FDA allows marketing of new device to help treat carbon monoxide poisoning
- For Immediate Release:
- March 14, 2019
The U.S. Food and Drug Administration today allowed marketing of a new device, ClearMate, intended to be used in an emergency room setting to help treat patients suffering from carbon monoxide poisoning. The device uses a novel method for quickly removing carbon monoxide from the body by increasing a patient’s rate of breathing.
“Carbon monoxide poisoning is a serious issue, affecting thousands of people each year,” said Malvina Eydelman, M.D., director of the Division of Ophthalmic, and Ear, Nose and Throat Devices in the FDA's Center for Devices and Radiological Health. “While the current standard treatment of administering 100 percent oxygen through a mask can be done anywhere, hyperbaric treatment, which is necessary for severe carbon monoxide poisoning, is less accessible because there are only 60 medical centers with hyperbaric units in the entire U.S. Moreover, those medical facilities are seldom in rural areas, so treatment in those areas could be delayed considerably due to transport time. Today’s marketing authorization provides patients with access to a simple, yet lifesaving device that may minimize the delay of getting vital treatment, especially in severe cases of carbon monoxide poisoning.”
Carbon monoxide is a colorless, odorless gas that is extremely poisonous and can kill within minutes. In the U.S. each year, nearly 500 people die while as many as 20,000 visit emergency rooms for unintended exposure to carbon monoxide, primarily from poorly-maintained heating systems, or gas stoves or gas-powered generators used for heat or power during storms. The most common symptoms of carbon monoxide poisoning are headache, dizziness, weakness, upset stomach, vomiting, chest pain and confusion. Carbon monoxide poisoning occurs when carbon monoxide attaches to the hemoglobin in the blood exactly where oxygen is supposed to attach, reducing the amount of oxygen carried to the brain and other tissues.
The standard form of treatment for carbon monoxide poisoning is to have the patient breathe 100 percent oxygen through a mask.

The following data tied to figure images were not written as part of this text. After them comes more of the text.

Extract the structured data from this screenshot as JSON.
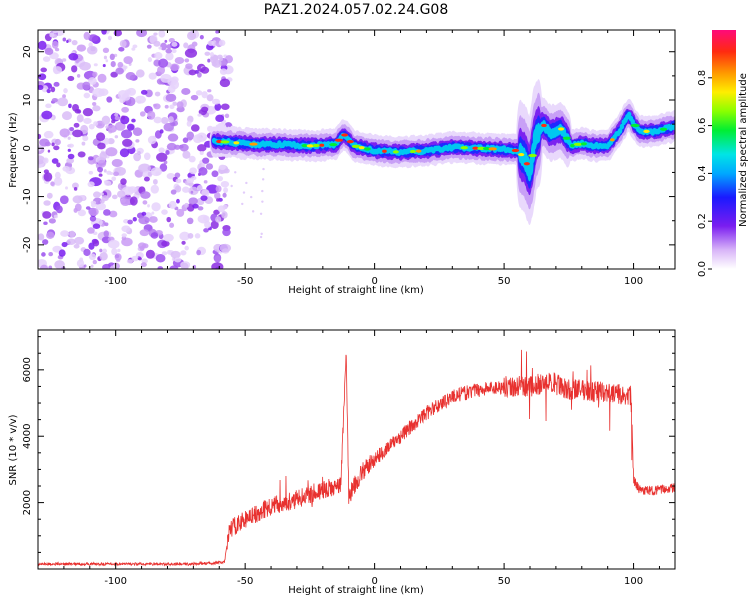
{
  "figure": {
    "title": "PAZ1.2024.057.02.24.G08"
  },
  "chart_data": [
    {
      "type": "heatmap",
      "title": "PAZ1.2024.057.02.24.G08",
      "xlabel": "Height of straight line (km)",
      "ylabel": "Frequency (Hz)",
      "xlim": [
        -130,
        116
      ],
      "ylim": [
        -25,
        24.5
      ],
      "xticks": [
        -100,
        -50,
        0,
        50,
        100
      ],
      "yticks": [
        -20,
        -10,
        0,
        10,
        20
      ],
      "colorbar": {
        "label": "Normalized spectral amplitude",
        "range": [
          0,
          1
        ],
        "ticks": [
          "0.0",
          "0.2",
          "0.4",
          "0.6",
          "0.8"
        ],
        "colormap": "white-purple-blue-cyan-green-yellow-orange-red-magenta"
      },
      "ridge": {
        "x": [
          -62,
          -55,
          -45,
          -35,
          -25,
          -15,
          -12,
          -8,
          0,
          10,
          20,
          30,
          40,
          50,
          55,
          58,
          60,
          62,
          65,
          68,
          72,
          76,
          80,
          85,
          90,
          95,
          98,
          102,
          108,
          116
        ],
        "y": [
          1.5,
          1.2,
          0.8,
          0.8,
          0.5,
          0.8,
          3.0,
          0.5,
          -0.5,
          -0.8,
          -0.5,
          0.2,
          0.0,
          -0.2,
          -0.5,
          -2.0,
          -5.0,
          2.0,
          5.0,
          3.0,
          4.0,
          0.5,
          1.0,
          0.5,
          0.5,
          4.0,
          7.0,
          3.5,
          3.5,
          4.5
        ]
      },
      "noise_region_x": [
        -130,
        -60
      ],
      "grid": false
    },
    {
      "type": "line",
      "xlabel": "Height of straight line (km)",
      "ylabel": "SNR (10 * v/v)",
      "xlim": [
        -130,
        116
      ],
      "ylim": [
        0,
        7200
      ],
      "xticks": [
        -100,
        -50,
        0,
        50,
        100
      ],
      "yticks": [
        2000,
        4000,
        6000
      ],
      "color": "#e8312f",
      "envelope": {
        "x": [
          -130,
          -100,
          -70,
          -58,
          -56,
          -50,
          -40,
          -30,
          -20,
          -13,
          -11,
          -10,
          -5,
          0,
          10,
          20,
          30,
          40,
          50,
          60,
          65,
          70,
          75,
          80,
          90,
          99,
          100,
          102,
          106,
          116
        ],
        "y": [
          150,
          150,
          150,
          200,
          1200,
          1500,
          1900,
          2100,
          2400,
          2500,
          6700,
          2200,
          2900,
          3300,
          4000,
          4700,
          5200,
          5400,
          5500,
          5500,
          5600,
          5600,
          5400,
          5400,
          5300,
          5200,
          2700,
          2400,
          2350,
          2450
        ]
      },
      "grid": false
    }
  ]
}
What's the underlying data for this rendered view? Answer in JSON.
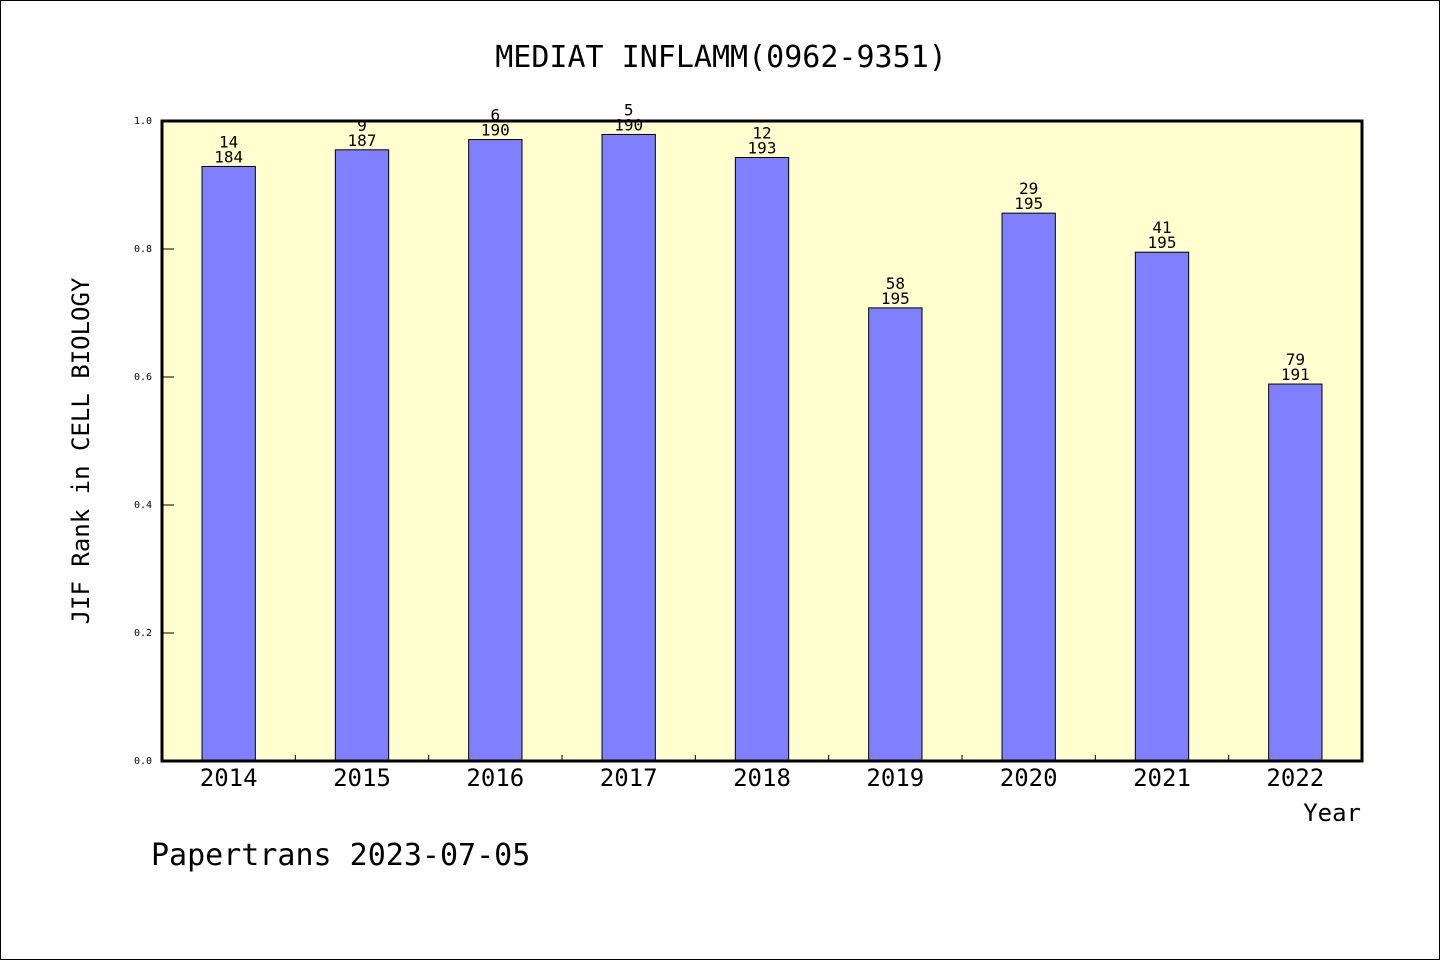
{
  "colors": {
    "plot_background": "#FFFFD0",
    "bar_fill": "#8080FF",
    "bar_stroke": "#000000",
    "axis": "#000000"
  },
  "footer": "Papertrans 2023-07-05",
  "chart_data": {
    "type": "bar",
    "title": "MEDIAT INFLAMM(0962-9351)",
    "xlabel": "Year",
    "ylabel": "JIF Rank in CELL BIOLOGY",
    "ylim": [
      0,
      1.0
    ],
    "yticks": [
      "0.0",
      "0.2",
      "0.4",
      "0.6",
      "0.8",
      "1.0"
    ],
    "grid": false,
    "categories": [
      "2014",
      "2015",
      "2016",
      "2017",
      "2018",
      "2019",
      "2020",
      "2021",
      "2022"
    ],
    "values": [
      0.929,
      0.955,
      0.971,
      0.979,
      0.943,
      0.708,
      0.856,
      0.795,
      0.589
    ],
    "ranks": [
      "14",
      "9",
      "6",
      "5",
      "12",
      "58",
      "29",
      "41",
      "79"
    ],
    "totals": [
      "184",
      "187",
      "190",
      "190",
      "193",
      "195",
      "195",
      "195",
      "191"
    ]
  }
}
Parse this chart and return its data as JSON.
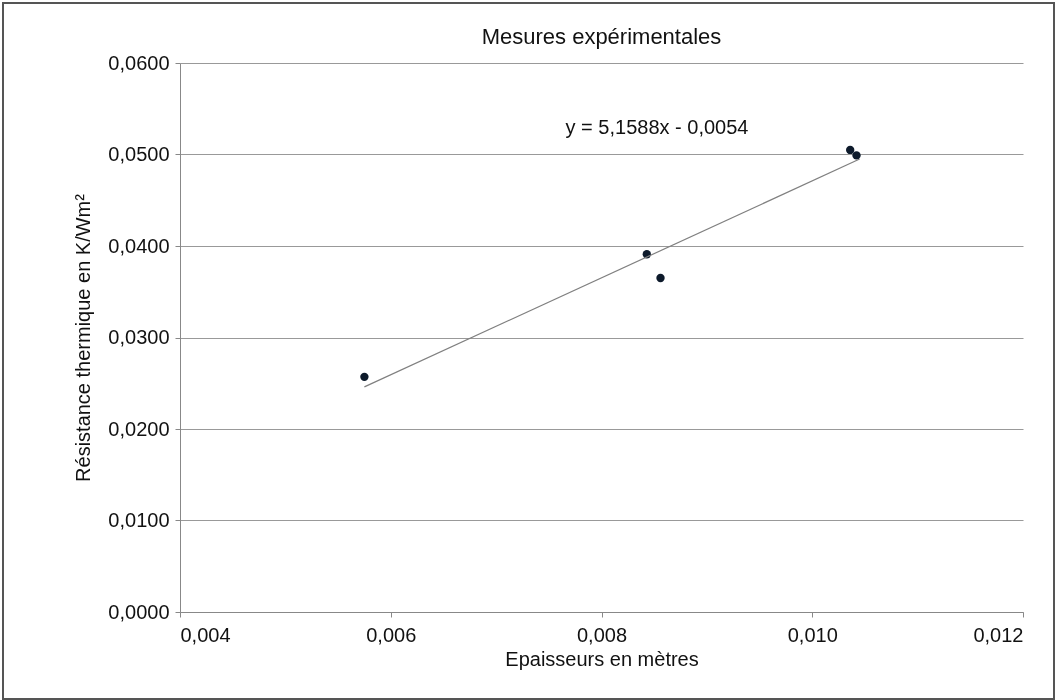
{
  "chart_data": {
    "type": "scatter",
    "title": "Mesures expérimentales",
    "xlabel": "Epaisseurs en mètres",
    "ylabel": "Résistance thermique en K/Wm²",
    "x": [
      0.00575,
      0.00843,
      0.00856,
      0.01036,
      0.01042
    ],
    "series": [
      {
        "marker": "circle",
        "color": "#0d1a2b",
        "values": [
          0.0257,
          0.0391,
          0.0365,
          0.0505,
          0.0499
        ]
      },
      {
        "type": "line",
        "color": "#808080",
        "x": [
          0.00575,
          0.01045
        ],
        "values": [
          0.0246,
          0.0495
        ]
      }
    ],
    "grid": "y",
    "xlim": [
      0.004,
      0.012
    ],
    "xticks": [
      {
        "value": 0.004,
        "label": "0,004"
      },
      {
        "value": 0.006,
        "label": "0,006"
      },
      {
        "value": 0.008,
        "label": "0,008"
      },
      {
        "value": 0.01,
        "label": "0,010"
      },
      {
        "value": 0.012,
        "label": "0,012"
      }
    ],
    "ylim": [
      0,
      0.06
    ],
    "yticks": [
      {
        "value": 0,
        "label": "0,0000"
      },
      {
        "value": 0.01,
        "label": "0,0100"
      },
      {
        "value": 0.02,
        "label": "0,0200"
      },
      {
        "value": 0.03,
        "label": "0,0300"
      },
      {
        "value": 0.04,
        "label": "0,0400"
      },
      {
        "value": 0.05,
        "label": "0,0500"
      },
      {
        "value": 0.06,
        "label": "0,0600"
      }
    ],
    "annotations": [
      "y = 5,1588x - 0,0054"
    ]
  }
}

In severe cases, a hyperbaric chamber may be used, which delivers oxygen under higher than normal pressure.
ClearMate—a device consisting of a gas mixer, valves, meters, breathing circuits, an oxygen reservoir, a mask and hoses—works by speeding up the elimination of carbon monoxide from the body. It delivers both 100 percent oxygen to the patient, as well as a mixture of oxygen and carbon dioxide, causing the patient to breathe faster. The increased breathing accelerates the rate at which the carbon monoxide leaves the patient’s body, allowing a normal amount of oxygen to attach to hemoglobin and be carried where it is needed throughout the body.
In authorizing marketing of ClearMate, the FDA reviewed data from multiple clinical studies, which tested the effectiveness of the device on 100 patients. The studies demonstrated the device was effective at eliminating carbon monoxide. The combination of oxygen and carbon dioxide in the ClearMate resulted in a faster elimination of carbon monoxide than treatment with 100 percent oxygen alone but was not faster than hyperbaric oxygen therapy.
Patients did not experience any device-related complications in the clinical studies of efficacy or in a separate study of the device’s safety.
ClearMate was reviewed under the FDA’s De Novo premarket review pathway, a regulatory pathway for low-to-moderate-risk devices of a new type. This action creates a new regulatory classification, which means that subsequent devices of the same type with the same intended use may go through the FDA’s 510(k) premarket process, whereby devices can obtain marketing authorization by demonstrating substantial equivalence to a predicate device.
The FDA granted marketing authorization of ClearMate to Thornhill Research, Inc.
The FDA, an agency within the U.S. Department of Health and Human Services, protects the public health by assuring the safety, effectiveness, and security of human and veterinary drugs, vaccines and other biological products for human use, and medical devices. The agency also is responsible for the safety and security of our nation’s food supply, cosmetics, dietary supplements, products that give off electronic radiation, and for regulating tobacco products.